Thursday, March 3, 2022

As the midterms approach, Republicans club Dems using the Health Care Worker vaccine mandate/ The Hill

Healthcare workers comprise a huge chunk of employees.  They are the only group for which a national COVID vaccine mandate had stood.  Many are extremely unhappy about this mandate--especially when some states or employers have announced they must also get boosters.  

Facing close races in November and predictions that the Republicans will take over the House as well as the Senate, the Republicans found an easy way to stick it to their Dem colleagues without actually helping the healthcare workers.  (At least so far this won't help them.)  And that is to force the Dems to register their position on the HCW mandate by calling a vote.

Six Democratic Senators dodged the vote in a Senate that is divided 50-50 between the parties. (My "independent" Senator King caucuses and votes with the Dems.)

I can't wait to see if a similar vote can be forced in the House before the Midterm elections.  With so many races expected to be tight, the Dems will not want to lose the healthcare worker block. Many will either miss the vote or vote with the Republicans.  This is the way to get rid of the HCW mandate:  if the Republicans are truly committed to persist with this winning issue.

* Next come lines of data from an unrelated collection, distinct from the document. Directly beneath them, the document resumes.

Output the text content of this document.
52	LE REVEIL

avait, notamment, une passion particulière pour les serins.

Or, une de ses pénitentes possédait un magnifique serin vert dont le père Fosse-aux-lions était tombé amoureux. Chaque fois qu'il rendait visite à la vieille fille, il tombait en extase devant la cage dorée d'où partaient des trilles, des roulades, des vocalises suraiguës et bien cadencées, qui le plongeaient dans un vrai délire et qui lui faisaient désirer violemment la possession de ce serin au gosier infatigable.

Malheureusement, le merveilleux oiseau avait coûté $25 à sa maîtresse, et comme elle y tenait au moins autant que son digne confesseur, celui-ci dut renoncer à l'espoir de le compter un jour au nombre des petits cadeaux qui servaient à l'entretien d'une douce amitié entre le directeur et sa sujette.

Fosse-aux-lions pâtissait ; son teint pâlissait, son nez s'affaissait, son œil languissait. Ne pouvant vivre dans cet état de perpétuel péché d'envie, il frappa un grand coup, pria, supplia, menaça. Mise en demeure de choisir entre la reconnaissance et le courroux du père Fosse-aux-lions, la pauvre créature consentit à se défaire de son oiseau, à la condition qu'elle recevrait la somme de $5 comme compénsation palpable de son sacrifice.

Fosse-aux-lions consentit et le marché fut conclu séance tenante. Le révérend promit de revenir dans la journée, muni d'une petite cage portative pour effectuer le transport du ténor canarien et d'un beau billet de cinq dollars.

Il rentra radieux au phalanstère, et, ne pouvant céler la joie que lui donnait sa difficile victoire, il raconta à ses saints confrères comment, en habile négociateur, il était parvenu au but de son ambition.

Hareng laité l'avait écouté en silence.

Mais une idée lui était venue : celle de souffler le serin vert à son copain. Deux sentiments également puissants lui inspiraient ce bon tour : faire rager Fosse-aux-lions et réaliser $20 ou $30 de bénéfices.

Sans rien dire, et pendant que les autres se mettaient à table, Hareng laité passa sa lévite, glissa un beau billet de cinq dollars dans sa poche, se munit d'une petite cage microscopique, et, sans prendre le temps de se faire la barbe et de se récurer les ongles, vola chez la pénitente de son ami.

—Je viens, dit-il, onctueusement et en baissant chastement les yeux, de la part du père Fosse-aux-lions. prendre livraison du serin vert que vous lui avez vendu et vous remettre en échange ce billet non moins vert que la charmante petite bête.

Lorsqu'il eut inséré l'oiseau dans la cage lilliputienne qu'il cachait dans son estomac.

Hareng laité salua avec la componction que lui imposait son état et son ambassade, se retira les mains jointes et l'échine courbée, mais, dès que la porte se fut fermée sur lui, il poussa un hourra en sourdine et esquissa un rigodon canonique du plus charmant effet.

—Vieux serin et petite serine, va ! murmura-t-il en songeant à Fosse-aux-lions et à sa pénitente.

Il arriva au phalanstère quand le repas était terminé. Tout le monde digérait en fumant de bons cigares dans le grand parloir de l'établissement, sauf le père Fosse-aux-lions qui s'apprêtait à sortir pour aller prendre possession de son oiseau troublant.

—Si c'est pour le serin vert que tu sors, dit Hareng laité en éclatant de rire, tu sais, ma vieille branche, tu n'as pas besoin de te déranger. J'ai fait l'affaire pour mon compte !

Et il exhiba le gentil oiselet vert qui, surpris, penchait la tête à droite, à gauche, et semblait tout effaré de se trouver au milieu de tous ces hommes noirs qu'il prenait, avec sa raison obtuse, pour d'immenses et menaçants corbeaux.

Senate Republicans on Wednesday voted to strike down President Biden’s vaccine mandate targeting health care workers, in a rebuke of the administration.

Senators voted 49-44 to approve the GOP effort to nix the rule — a vote they were able to force under the Congressional Review Act.

Though no Democratic senators voted with Republicans to eliminate the rule, GOP senators were able to get it through the evenly divided Senate because of Democratic absences. Six Democratic senators missed the vote. 

The mandate was rolled out by the Centers for Medicare and Medicaid Services, which sought to require the COVID-19 vaccine for health care workers at providers that participate in Medicare and Medicaid. 

But the effort to nix the rule is facing headwinds. The Congressional Review Act sets up a fast track process in the Senate, but it does not greenlight the same procedure in the House.

If it made it to Biden’s desk, Democrats expect that he would veto it.  

“If it passes this won’t go anywhere in the House, and President Biden would veto it,” a Democratic Senate aide said.